Since 2012, Bud Werner Memorial Library and The Nature Conservancy have led the community in creating enormous, landscape-scale snow drawings during the snowiest winter months. Patterns on the land are laid down by volunteer artists who each walk an individual path within a collective space. Artists leave their designs in the snow by wearing snowshoes. To date, snow drawings have been made on public lands, a frozen lake, and a working haymeadow on the Carpenter Ranch. In 2020, the library partnered with North Routt Charter School for a new drawing on Rabbit Ears Pass. With a pandemic on in 2021, the community shifted to socially-distant community snow drawings, working safely and independently to D.I.Y. snow drawings all over the Yampa Valley.

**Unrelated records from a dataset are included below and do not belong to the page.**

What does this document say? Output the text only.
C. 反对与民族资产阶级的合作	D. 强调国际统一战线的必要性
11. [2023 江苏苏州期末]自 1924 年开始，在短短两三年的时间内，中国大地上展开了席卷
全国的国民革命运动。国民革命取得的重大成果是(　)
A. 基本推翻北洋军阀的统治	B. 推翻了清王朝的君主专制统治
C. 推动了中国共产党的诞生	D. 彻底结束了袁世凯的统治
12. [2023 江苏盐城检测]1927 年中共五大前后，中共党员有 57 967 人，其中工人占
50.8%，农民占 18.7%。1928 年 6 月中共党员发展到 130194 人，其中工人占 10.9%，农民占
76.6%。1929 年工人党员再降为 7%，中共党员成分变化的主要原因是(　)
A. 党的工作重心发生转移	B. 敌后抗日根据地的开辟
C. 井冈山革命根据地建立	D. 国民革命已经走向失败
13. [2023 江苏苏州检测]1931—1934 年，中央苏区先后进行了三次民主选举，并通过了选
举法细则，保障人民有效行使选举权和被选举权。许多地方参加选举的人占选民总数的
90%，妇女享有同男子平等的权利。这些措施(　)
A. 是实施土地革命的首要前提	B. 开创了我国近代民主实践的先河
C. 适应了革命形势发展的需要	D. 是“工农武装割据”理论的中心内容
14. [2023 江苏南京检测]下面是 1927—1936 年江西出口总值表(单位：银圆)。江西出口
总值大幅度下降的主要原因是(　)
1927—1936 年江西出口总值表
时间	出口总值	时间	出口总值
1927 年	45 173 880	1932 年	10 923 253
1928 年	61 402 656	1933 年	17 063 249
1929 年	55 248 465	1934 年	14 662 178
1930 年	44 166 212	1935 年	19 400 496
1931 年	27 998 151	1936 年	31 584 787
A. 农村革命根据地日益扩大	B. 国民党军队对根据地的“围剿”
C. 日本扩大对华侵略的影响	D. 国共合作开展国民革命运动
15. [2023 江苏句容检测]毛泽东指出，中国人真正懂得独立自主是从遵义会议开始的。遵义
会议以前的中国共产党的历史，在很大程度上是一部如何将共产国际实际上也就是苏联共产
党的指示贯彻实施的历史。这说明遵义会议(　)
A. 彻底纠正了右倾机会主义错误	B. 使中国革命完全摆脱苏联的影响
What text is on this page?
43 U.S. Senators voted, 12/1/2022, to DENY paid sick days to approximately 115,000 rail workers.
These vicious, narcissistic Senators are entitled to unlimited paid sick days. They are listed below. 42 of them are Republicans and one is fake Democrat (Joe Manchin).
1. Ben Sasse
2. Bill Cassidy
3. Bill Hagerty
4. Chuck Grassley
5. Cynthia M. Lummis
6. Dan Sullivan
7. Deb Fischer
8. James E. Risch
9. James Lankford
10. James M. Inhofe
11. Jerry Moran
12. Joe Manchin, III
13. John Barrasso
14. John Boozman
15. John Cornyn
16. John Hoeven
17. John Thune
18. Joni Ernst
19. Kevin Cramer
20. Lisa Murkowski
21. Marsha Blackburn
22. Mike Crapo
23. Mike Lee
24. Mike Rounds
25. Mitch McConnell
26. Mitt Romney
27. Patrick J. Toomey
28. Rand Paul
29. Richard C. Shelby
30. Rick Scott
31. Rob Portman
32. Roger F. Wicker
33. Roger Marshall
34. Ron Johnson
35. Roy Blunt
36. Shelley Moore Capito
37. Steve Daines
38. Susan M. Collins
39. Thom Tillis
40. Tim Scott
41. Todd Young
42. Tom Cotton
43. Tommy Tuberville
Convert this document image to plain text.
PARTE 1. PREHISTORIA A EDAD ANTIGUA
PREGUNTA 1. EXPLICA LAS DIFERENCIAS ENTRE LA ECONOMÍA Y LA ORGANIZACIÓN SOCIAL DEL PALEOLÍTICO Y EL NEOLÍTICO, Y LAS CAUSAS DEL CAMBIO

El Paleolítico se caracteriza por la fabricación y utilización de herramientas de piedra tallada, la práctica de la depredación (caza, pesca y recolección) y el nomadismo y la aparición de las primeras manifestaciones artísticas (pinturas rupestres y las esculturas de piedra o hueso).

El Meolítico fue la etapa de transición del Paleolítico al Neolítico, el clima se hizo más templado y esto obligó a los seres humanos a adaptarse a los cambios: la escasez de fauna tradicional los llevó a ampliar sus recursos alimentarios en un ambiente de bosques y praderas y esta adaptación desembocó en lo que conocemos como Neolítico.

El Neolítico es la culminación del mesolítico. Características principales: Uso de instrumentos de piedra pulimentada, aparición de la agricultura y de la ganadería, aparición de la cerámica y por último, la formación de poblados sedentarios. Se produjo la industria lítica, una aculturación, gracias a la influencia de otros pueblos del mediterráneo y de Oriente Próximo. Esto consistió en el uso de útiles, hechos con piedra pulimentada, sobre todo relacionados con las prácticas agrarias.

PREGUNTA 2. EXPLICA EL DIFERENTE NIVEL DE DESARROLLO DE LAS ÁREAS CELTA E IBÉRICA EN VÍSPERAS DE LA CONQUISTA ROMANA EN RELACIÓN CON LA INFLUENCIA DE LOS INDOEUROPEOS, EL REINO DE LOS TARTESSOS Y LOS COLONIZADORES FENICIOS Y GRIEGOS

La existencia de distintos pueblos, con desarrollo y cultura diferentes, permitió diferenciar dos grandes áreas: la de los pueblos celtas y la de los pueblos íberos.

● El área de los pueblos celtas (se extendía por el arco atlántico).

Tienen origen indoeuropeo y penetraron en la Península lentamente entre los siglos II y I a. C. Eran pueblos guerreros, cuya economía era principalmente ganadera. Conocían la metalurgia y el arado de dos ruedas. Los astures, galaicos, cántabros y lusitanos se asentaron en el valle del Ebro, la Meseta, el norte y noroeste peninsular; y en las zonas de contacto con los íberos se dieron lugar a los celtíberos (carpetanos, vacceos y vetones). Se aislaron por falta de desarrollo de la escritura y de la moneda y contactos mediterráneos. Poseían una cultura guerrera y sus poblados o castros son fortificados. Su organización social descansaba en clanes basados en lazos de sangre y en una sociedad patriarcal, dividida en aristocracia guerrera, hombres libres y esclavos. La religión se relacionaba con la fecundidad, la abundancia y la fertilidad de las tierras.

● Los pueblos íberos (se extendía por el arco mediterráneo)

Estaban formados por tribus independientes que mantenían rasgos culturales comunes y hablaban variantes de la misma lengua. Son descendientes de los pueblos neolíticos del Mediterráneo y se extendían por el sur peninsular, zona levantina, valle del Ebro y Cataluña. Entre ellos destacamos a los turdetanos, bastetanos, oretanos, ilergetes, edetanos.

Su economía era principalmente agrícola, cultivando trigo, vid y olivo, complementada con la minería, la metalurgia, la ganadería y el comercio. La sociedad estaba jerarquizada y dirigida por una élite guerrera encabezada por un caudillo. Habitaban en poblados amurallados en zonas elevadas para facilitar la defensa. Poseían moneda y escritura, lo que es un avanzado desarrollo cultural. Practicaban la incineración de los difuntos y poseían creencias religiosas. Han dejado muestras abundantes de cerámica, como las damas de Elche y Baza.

History of the Community Snow Drawings

The Yampa Valley's ongoing series of installations began as a collaboration with environmental artist Sonja Hinrichsen. In 2010, Hinrichsen first came to Steamboat Springs via a Colorado Art Ranch residency at The Nature Conservancy's Carpenter Ranch. She returned in winter  2011 to make a solo installation on the Carpenter Ranch. Following on the success of her snow drawings, Hinrichsen realized that the broader valley offered many perfect canvases for winter installations, and to cover them, she wanted to get the community involved. This is where Bud Werner Memorial Library and The Nature Conservancy stepped in, along with hundreds of volunteers, to help transform Hinrichsen's concept into a beloved community project.

Hinrichsen returned during winter 2012 to help lead the first series of community snow drawings with local artists on Rabbit Ears Pass. This series received national and international attention, including acknowledgement among the world's best environmental art. Hinrichsen returned to work with local artists in subsequent years, creating snow drawings on Lake Catamount that reflected the historic flow of the Yampa River.

Now, the Library carries on with this annual grassroots effort, bringing together the creative and athletic participants who walk different designs each winter. To date, more than 350 volunteers from the Yampa Valley Community have added their sweat and creativity into these community installations.